The Unbinding by Walter Kirn

The following is an excerpt from The Unbinding by Walter Kirn, published by Anchor Books.


[MyStory.com]

They call at all hours with a thousand problems, and our satellites fix their locations to the square foot while our operators try to help them or put them in touch with specialists who can. They call because they've fallen and can't stand up, because they're alone and choking on their food, because they've been abandoned by their mates, because they smell gas, because their babies won't nurse, because they've forgotten how many pills they've swallowed, and sometimes because they're afraid that we're not here and crave reassurance in case they need us later. It's a costly service—sixty dollars a month for the Palladium Global Access package, not including the optional Active Angel Plan, which remotely coaches users through more than six hundred common Life Challenges, from administering infant CPR to negotiating the purchase of a home—and clients deserve to know we're at our stations even when the skies are fair and blue.

"AidSat?" they ask us, and as we answer them we check our screens for their pulse rates and other vital signs, which are forwarded to us from sensors in their bracelets or, for Active Angel clients, in their ear jacks. If the numbers look bad we press a lighted red key that sends an ambulance from the nearest hospital. If the stats appear normal we stroke another key that records and stores the information, shielding the firm from legal liability should it turn out that the sensors have malfunctioned and the caller is, in fact, dying on the line.

Last Thursday around lunchtime this call came. Peculiar, but not as peculiar as they come. The only reason to write it down is that I decided this month to write it all down, everything, my mornings and my nights, and to file it for perpetual safekeeping in the great electronic library of lives. I'm an interesting person, I've come to see. We all are. We don't deserve to disappear.

"I'm in my car. It's rainy—really foggy. I think I see a coastline on my right."

"How can I help you?" I asked.

"I'm lost, I guess."

“Humboldt County, ma'am, city of Eureka, heading south on Wabash Avenue. On your right you should see a Pentecostal church.”

"Which state is this, though?"

"California."

"That makes sense."

"Do you need any further assistance?"

"No."

"You're sure? All conversations with AidSat are strictly private. You sound a bit frazzled, frankly."

"Time of month."

I let out a laugh I'd practiced and said, "No kidding," though what I meant by this I have no idea.
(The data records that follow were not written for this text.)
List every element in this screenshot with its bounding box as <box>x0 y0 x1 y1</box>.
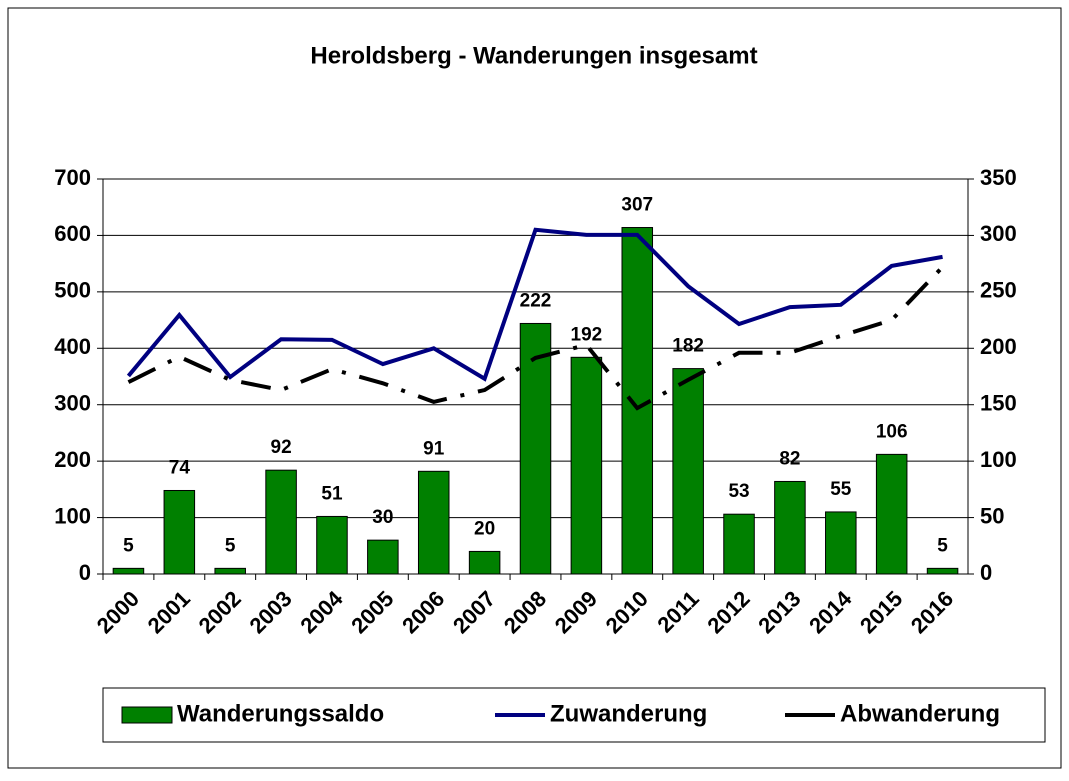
bar <box>417 470 450 575</box>
data-label: 192 <box>571 324 603 345</box>
y2-tick-label: 0 <box>980 560 992 585</box>
y-tick-label: 100 <box>54 503 91 528</box>
y-tick-label: 300 <box>54 391 91 416</box>
bar <box>519 322 552 575</box>
legend-label: Abwanderung <box>840 700 1000 727</box>
line <box>127 265 945 411</box>
data-label: 20 <box>474 518 495 539</box>
bar <box>112 567 145 575</box>
bar <box>926 567 959 575</box>
bar <box>774 480 806 575</box>
y2-tick-label: 100 <box>980 447 1017 472</box>
bar <box>468 550 501 575</box>
legend-label: Wanderungssaldo <box>177 700 384 727</box>
bar <box>214 567 246 575</box>
data-label: 30 <box>372 507 393 528</box>
data-label: 55 <box>830 479 852 500</box>
legend-label: Zuwanderung <box>550 700 707 727</box>
data-label: 307 <box>621 195 653 216</box>
data-label: 182 <box>672 336 704 357</box>
data-label: 53 <box>728 481 749 502</box>
bar <box>723 513 755 575</box>
y-tick-label: 600 <box>54 221 91 246</box>
line <box>126 227 943 382</box>
bar <box>825 511 857 575</box>
legend <box>102 687 1046 743</box>
y-tick-label: 400 <box>54 334 91 359</box>
y-tick-label: 200 <box>54 447 91 472</box>
data-label: 5 <box>937 535 948 556</box>
data-label: 92 <box>271 437 292 458</box>
chart-title: Heroldsberg - Wanderungen insgesamt <box>310 42 757 69</box>
y2-tick-label: 200 <box>980 334 1017 359</box>
data-label: 5 <box>123 535 134 556</box>
y-tick-label: 0 <box>79 560 91 585</box>
data-label: 106 <box>876 421 908 442</box>
y2-tick-label: 250 <box>980 278 1017 303</box>
data-label: 74 <box>169 458 191 479</box>
data-label: 222 <box>520 290 552 311</box>
bar <box>672 368 704 575</box>
bar <box>163 489 196 575</box>
y-tick-label: 700 <box>54 165 91 190</box>
data-label: 91 <box>423 438 445 459</box>
bar <box>265 469 297 575</box>
y2-tick-label: 350 <box>980 165 1017 190</box>
bar <box>367 539 399 575</box>
bar <box>875 453 908 575</box>
y2-tick-label: 50 <box>980 503 1004 528</box>
bar <box>570 356 603 575</box>
data-label: 82 <box>779 448 800 469</box>
legend-swatch <box>121 706 173 724</box>
y2-tick-label: 150 <box>980 391 1017 416</box>
data-label: 51 <box>321 483 343 504</box>
y2-tick-label: 300 <box>980 221 1017 246</box>
y-tick-label: 500 <box>54 278 91 303</box>
data-label: 5 <box>225 535 236 556</box>
bar <box>316 515 348 575</box>
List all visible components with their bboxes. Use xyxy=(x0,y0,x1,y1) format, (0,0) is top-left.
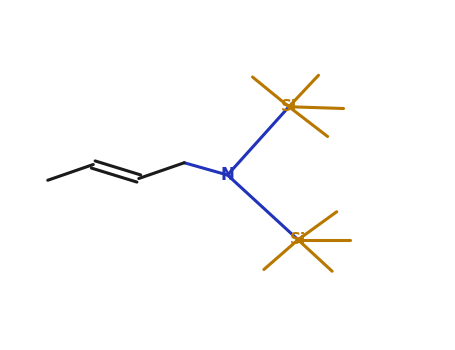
Text: Si: Si xyxy=(290,232,306,247)
Text: Si: Si xyxy=(281,99,297,114)
Text: N: N xyxy=(221,166,234,184)
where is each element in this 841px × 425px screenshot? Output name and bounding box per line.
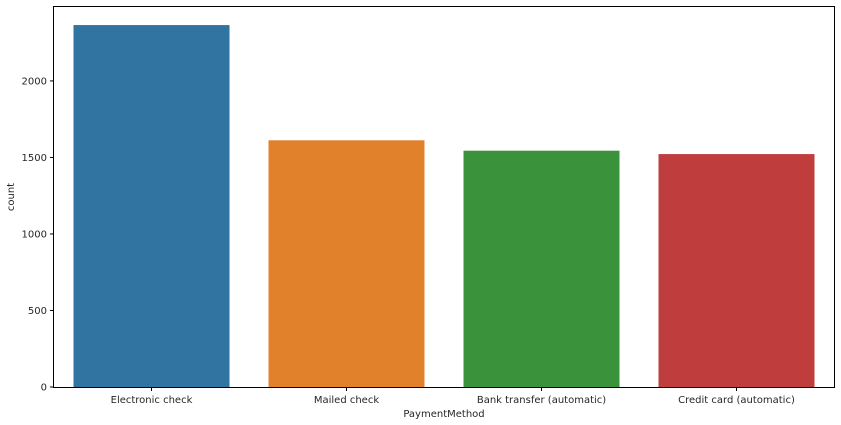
- y-tick-label: 0: [41, 383, 47, 394]
- y-tick-label: 2000: [22, 76, 47, 87]
- x-tick-label: Bank transfer (automatic): [477, 395, 606, 406]
- bar-electronic-check: [73, 25, 230, 387]
- y-tick-label: 1000: [22, 229, 47, 240]
- bar-mailed-check: [268, 140, 425, 387]
- y-axis-label: count: [6, 183, 17, 211]
- bar-credit-card-automatic: [658, 154, 815, 387]
- x-tick-label: Mailed check: [314, 395, 379, 406]
- y-axis: 0 500 1000 1500 2000: [22, 76, 54, 394]
- x-tick-label: Electronic check: [111, 395, 193, 406]
- x-axis: Electronic check Mailed check Bank transfe…: [111, 387, 795, 406]
- y-tick-label: 1500: [22, 153, 47, 164]
- x-tick-label: Credit card (automatic): [678, 395, 795, 406]
- bar-bank-transfer-automatic: [463, 150, 620, 387]
- bars: [73, 25, 815, 387]
- plot-frame: [53, 6, 835, 388]
- x-axis-label: PaymentMethod: [403, 409, 484, 420]
- y-tick-label: 500: [28, 306, 47, 317]
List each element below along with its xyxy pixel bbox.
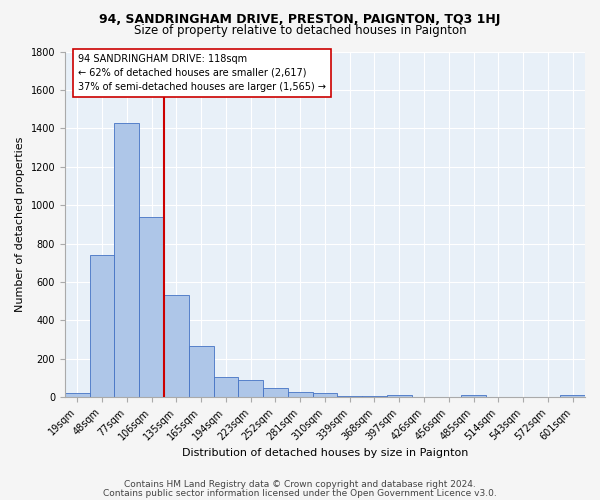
Bar xyxy=(139,216,164,397)
Text: Contains HM Land Registry data © Crown copyright and database right 2024.: Contains HM Land Registry data © Crown c… xyxy=(124,480,476,489)
Bar xyxy=(238,380,263,397)
Text: 94 SANDRINGHAM DRIVE: 118sqm
← 62% of detached houses are smaller (2,617)
37% of: 94 SANDRINGHAM DRIVE: 118sqm ← 62% of de… xyxy=(78,54,326,92)
Bar xyxy=(560,396,585,397)
Text: Size of property relative to detached houses in Paignton: Size of property relative to detached ho… xyxy=(134,24,466,37)
Bar xyxy=(263,388,288,397)
Bar xyxy=(337,396,362,397)
Bar xyxy=(387,394,412,397)
Bar xyxy=(164,296,189,397)
Bar xyxy=(362,396,387,397)
Bar xyxy=(461,396,486,397)
Bar xyxy=(115,122,139,397)
Bar xyxy=(288,392,313,397)
Bar xyxy=(412,396,436,397)
Text: Contains public sector information licensed under the Open Government Licence v3: Contains public sector information licen… xyxy=(103,488,497,498)
Bar xyxy=(313,394,337,397)
X-axis label: Distribution of detached houses by size in Paignton: Distribution of detached houses by size … xyxy=(182,448,468,458)
Bar xyxy=(189,346,214,397)
Text: 94, SANDRINGHAM DRIVE, PRESTON, PAIGNTON, TQ3 1HJ: 94, SANDRINGHAM DRIVE, PRESTON, PAIGNTON… xyxy=(100,12,500,26)
Bar xyxy=(214,377,238,397)
Bar xyxy=(89,255,115,397)
Y-axis label: Number of detached properties: Number of detached properties xyxy=(15,136,25,312)
Bar xyxy=(65,394,89,397)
Just trying to sound human, I suppose, which I'll admit can be hard for me sometimes. It's a skill like any other skill, and not the natural condition they make it out to be in the children's books.

The woman terminated our connection. But I tracked her vehicle for the next ten minutes. It's in the contract folks sign when they subscribe. If an operator has cause to be concerned, he's authorized to continue passive coverage without the client's spoken permission. I've made a habit of this practice. Three years ago, when I was new at AidSat, I took a call from the distraught head chef of a Kansas City country club who'd learned just moments earlier that he'd been fired. Since the man subscribed to Active Angel, I led him step-by-step through a scripted two-hour crisis-mitigation plan. I stood by in his ear as he ate a light, warm meal, obtained a pen and paper at a drugstore, and sought out a peaceful spot of natural beauty (a nearby city park I guided him to), where, in response to my whispered promptings, he sketched a series of detailed pictures depicting his hopes and desires for his future. He seemed composed after finishing the drawings, and, at his request, I let him go. I should have shadowed him. The man returned to his workplace with a handgun, randomly let off five shots in the main dining room (wounding no one but traumatizing many), then discharged the weapon into his own right ear.

Though AidSat provided me with intensive therapy beginning the next morning and lasting six months, the guilt still scratches, the regrets still bite, and sometimes my dreams light up with violet bursts from the bullets I might have prevented from being fired and never got to hear.

I followed the woman's vehicle on my screen as it entered the town of Eureka and then stopped moving. That's when her breathing suddenly accelerated and her body temperature shot up.